Alignment is short for goal alignment. Some would argue that alignment suggests a need for intelligence or awareness and so LLMs can't have this problem, but a simple program that seems to be doing what you want it to do as it runs but then does something totally different in the end is also misaligned. Such a program is also much easier to test and debug than AI neural nets.

[–] [email protected] -3 points 4 days ago (1 children)

Aligned with who's goals exactly? Yours? Mine? At which time? What about future superintelligent me?

How do you measure alignment? How do you prove conservation of this property along open ended evolution of a system embedded into above context? How do you make it a constructive proof?

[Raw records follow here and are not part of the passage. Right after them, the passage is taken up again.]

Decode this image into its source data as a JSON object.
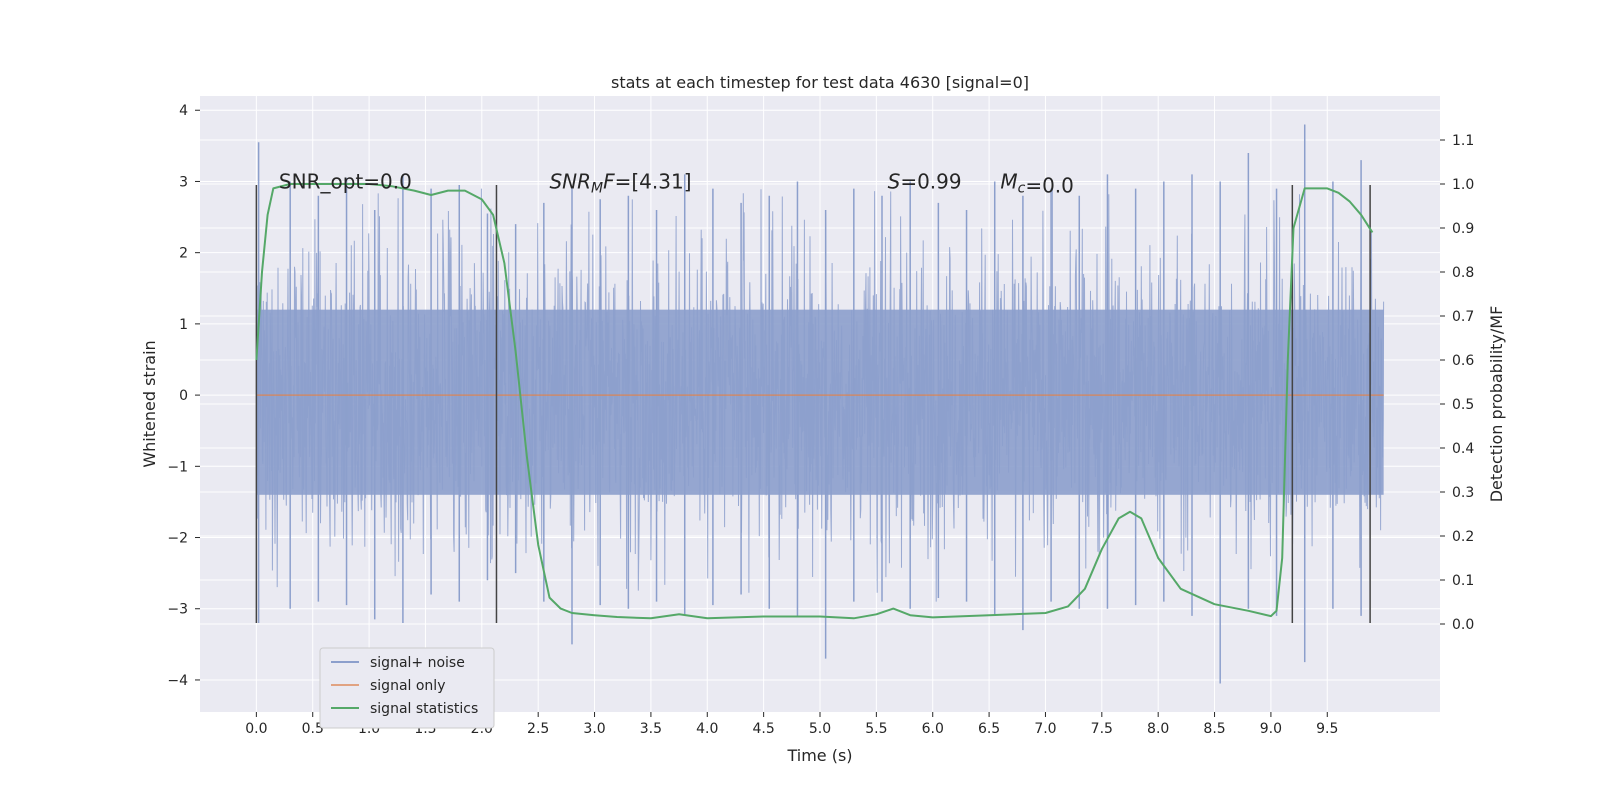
{
  "chart_data": {
    "type": "line",
    "title": "stats at each timestep for test data 4630 [signal=0]",
    "xlabel": "Time (s)",
    "ylabel_left": "Whitened strain",
    "ylabel_right": "Detection probability/MF",
    "xlim": [
      -0.5,
      10.5
    ],
    "ylim_left": [
      -4.45,
      4.2
    ],
    "ylim_right": [
      -0.2,
      1.2
    ],
    "x_ticks": [
      0.0,
      0.5,
      1.0,
      1.5,
      2.0,
      2.5,
      3.0,
      3.5,
      4.0,
      4.5,
      5.0,
      5.5,
      6.0,
      6.5,
      7.0,
      7.5,
      8.0,
      8.5,
      9.0,
      9.5
    ],
    "x_tick_labels": [
      "0.0",
      "0.5",
      "1.0",
      "1.5",
      "2.0",
      "2.5",
      "3.0",
      "3.5",
      "4.0",
      "4.5",
      "5.0",
      "5.5",
      "6.0",
      "6.5",
      "7.0",
      "7.5",
      "8.0",
      "8.5",
      "9.0",
      "9.5"
    ],
    "y_left_ticks": [
      -4,
      -3,
      -2,
      -1,
      0,
      1,
      2,
      3,
      4
    ],
    "y_left_tick_labels": [
      "−4",
      "−3",
      "−2",
      "−1",
      "0",
      "1",
      "2",
      "3",
      "4"
    ],
    "y_right_ticks": [
      0.0,
      0.1,
      0.2,
      0.3,
      0.4,
      0.5,
      0.6,
      0.7,
      0.8,
      0.9,
      1.0,
      1.1
    ],
    "y_right_tick_labels": [
      "0.0",
      "0.1",
      "0.2",
      "0.3",
      "0.4",
      "0.5",
      "0.6",
      "0.7",
      "0.8",
      "0.9",
      "1.0",
      "1.1"
    ],
    "grid": true,
    "legend_position": "lower-left",
    "annotations": [
      {
        "text": "SNR_opt=0.0",
        "x": 0.2,
        "y": 3.0
      },
      {
        "text": "SNR_MF=[4.31]",
        "x": 2.6,
        "y": 3.0
      },
      {
        "text": "S=0.99",
        "x": 5.6,
        "y": 3.0
      },
      {
        "text": "M_c=0.0",
        "x": 6.6,
        "y": 3.0
      }
    ],
    "window_markers": [
      {
        "x": 0.0,
        "y_bottom": -3.2,
        "y_top": 2.95
      },
      {
        "x": 2.13,
        "y_bottom": -3.2,
        "y_top": 2.95
      },
      {
        "x": 9.19,
        "y_bottom": -3.2,
        "y_top": 2.95
      },
      {
        "x": 9.88,
        "y_bottom": -3.2,
        "y_top": 2.95
      }
    ],
    "series": [
      {
        "name": "signal+ noise",
        "color": "#8c9fcc",
        "axis": "left",
        "x_range": [
          0.0,
          10.0
        ],
        "band": [
          -1.4,
          1.2
        ],
        "peak_x": [
          0.02,
          0.3,
          0.55,
          0.8,
          1.05,
          1.3,
          1.55,
          1.8,
          2.05,
          2.3,
          2.55,
          2.8,
          3.05,
          3.3,
          3.55,
          3.8,
          4.05,
          4.3,
          4.55,
          4.8,
          5.05,
          5.3,
          5.55,
          5.8,
          6.05,
          6.3,
          6.55,
          6.8,
          7.05,
          7.3,
          7.55,
          7.8,
          8.05,
          8.3,
          8.55,
          8.8,
          9.05,
          9.3,
          9.55,
          9.8
        ],
        "peak_max": [
          3.55,
          3.0,
          2.8,
          3.05,
          2.6,
          3.1,
          2.9,
          2.95,
          2.55,
          2.4,
          2.7,
          2.9,
          2.75,
          2.8,
          2.6,
          3.1,
          2.9,
          2.7,
          2.8,
          3.0,
          2.6,
          2.9,
          2.8,
          3.0,
          2.7,
          2.6,
          3.0,
          2.8,
          2.9,
          2.8,
          3.1,
          2.9,
          3.0,
          3.1,
          3.0,
          3.4,
          2.9,
          3.8,
          3.0,
          3.3
        ],
        "peak_min": [
          -3.2,
          -3.0,
          -2.9,
          -2.95,
          -3.15,
          -3.2,
          -2.8,
          -2.9,
          -2.6,
          -2.5,
          -2.9,
          -3.5,
          -2.95,
          -3.0,
          -2.9,
          -3.1,
          -2.95,
          -2.8,
          -3.0,
          -3.1,
          -3.7,
          -2.9,
          -2.9,
          -3.0,
          -2.85,
          -2.9,
          -3.1,
          -3.3,
          -2.9,
          -3.0,
          -3.0,
          -2.95,
          -2.9,
          -3.1,
          -4.05,
          -3.0,
          -3.1,
          -3.75,
          -3.0,
          -3.1
        ]
      },
      {
        "name": "signal only",
        "color": "#dd8452",
        "axis": "left",
        "x": [
          0.0,
          10.0
        ],
        "y": [
          0.0,
          0.0
        ]
      },
      {
        "name": "signal statistics",
        "color": "#55a868",
        "axis": "right",
        "x": [
          0.0,
          0.05,
          0.1,
          0.15,
          0.3,
          0.5,
          0.8,
          1.0,
          1.2,
          1.4,
          1.55,
          1.7,
          1.85,
          2.0,
          2.1,
          2.2,
          2.3,
          2.4,
          2.5,
          2.6,
          2.7,
          2.8,
          3.0,
          3.2,
          3.5,
          3.75,
          4.0,
          4.5,
          5.0,
          5.3,
          5.5,
          5.65,
          5.8,
          6.0,
          6.5,
          7.0,
          7.2,
          7.35,
          7.5,
          7.65,
          7.75,
          7.85,
          8.0,
          8.2,
          8.5,
          8.8,
          9.0,
          9.05,
          9.1,
          9.15,
          9.2,
          9.3,
          9.4,
          9.5,
          9.6,
          9.7,
          9.8,
          9.9
        ],
        "y": [
          0.6,
          0.8,
          0.93,
          0.99,
          1.0,
          1.0,
          1.0,
          1.0,
          0.995,
          0.985,
          0.975,
          0.985,
          0.985,
          0.965,
          0.93,
          0.82,
          0.62,
          0.38,
          0.18,
          0.06,
          0.035,
          0.025,
          0.02,
          0.016,
          0.013,
          0.022,
          0.013,
          0.017,
          0.017,
          0.013,
          0.022,
          0.035,
          0.02,
          0.015,
          0.02,
          0.025,
          0.04,
          0.08,
          0.17,
          0.24,
          0.255,
          0.24,
          0.15,
          0.08,
          0.045,
          0.03,
          0.018,
          0.03,
          0.15,
          0.6,
          0.9,
          0.99,
          0.99,
          0.99,
          0.98,
          0.96,
          0.93,
          0.89
        ]
      }
    ]
  }
}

You see, unless you can answer above questions meaningfully you're engaging in a cargo cult activity.

[–] [email protected] 3 points 3 days ago (1 children)

Here are some techniques for measuring alignment:

https://arxiv.org/pdf/2407.16216

By in large, the goals driving LLM alignment are to answer things correctly and in a way that won't ruffle too many feathers. Any goal driven by human feedback can introduce bias, sure. But as with most of the world, the primary goal of companies developing LLMs is to make money. Alignment targets accuracy and minimal bias, because that's what the market values. Inaccuracy and biased models aren't good for business.

[–] [email protected] 0 points 3 days ago

So you mean "alignment with human expectations". Not what I was meaning at all. Good that that word doesn't even mean anything specific these days.